From a concurrency standpoint, Actor is a synchronization primitive (Actor instance “owns” it’s state in a mutually exclusive way and does not allow sharing it directly), similar to a Mutex. So if you want to implement Actors directly (and not use tools like Akka Streams), you better know what your are doing, because there is a good chance you don’t.

If a business logic of a solution is better described in term of (relatively) small changes (events), then it is likely that it is going to benefit from applying an Event-drived architecture. But if it is a regular RPC (REST/SOAP/etc), with relatively large traffic between peers (say up to couple of megabytes JSON sent from a server as a response to a client), then using Actor Model is going to be useless at best and maybe even harmful at worst.

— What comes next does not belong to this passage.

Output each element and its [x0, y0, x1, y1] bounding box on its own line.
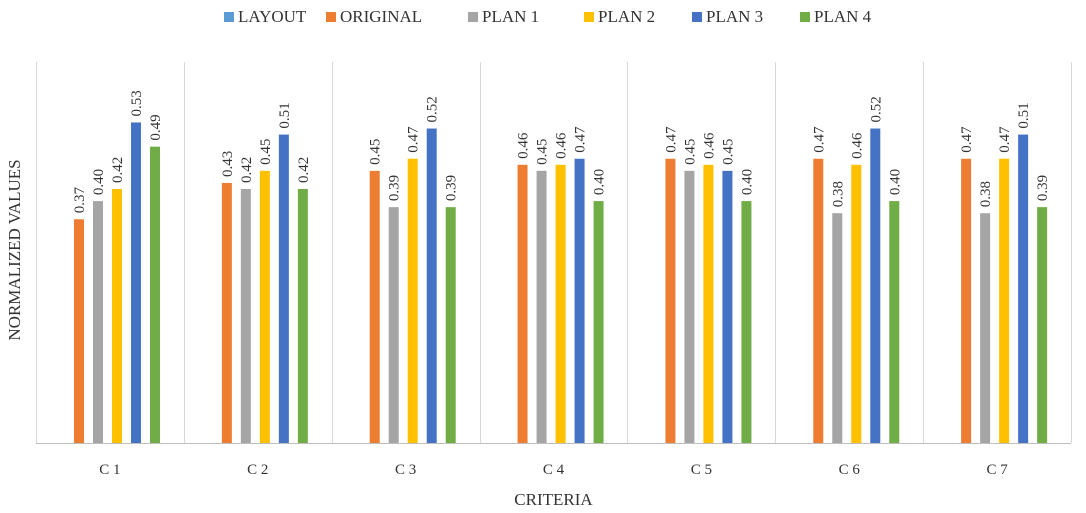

I’ve seen a lot of troubles where Actor Model was misused, but probably the most harmful one is to block the thread while processing a message in a context of an Actor. All the Actors in the Actor System are likely being run on some kind of thread pool, thus blocking Actor thread pretty much partially blocks the capacity of the whole Actor System to make progress. Reason for such misuse is likely a lack of understanding how specific actor framework works under the hood, as well as lack of knowledge how to operate with async primitives (e.g. Futures in an actor context). You don’t need actors to implement request-response pattern! Just use any web-framework FFS! Check out Interaction Patterns for more details.

Note on type safety. When dealing with Actor Model, a useful abstraction is so called “Location Transparency”, meaning that the sender of the message does not know where the received would be (meaning the same host or another host, acessible over the network). So in order to send/receive messages over the network in a generic way, the only type available is &[u8] (or owned Vec<u8>). So the Actor Model is absolutely type-safe, if you know what I mean.

When desigining my own implementation of the Actor Model, I used a metaphore of a post office, and it worked out pretty nice. The Actors can communicate across the network (effectively implementing “Location Transparency”), and implement interesting protocols like PAXOS consensus and Gossip membership.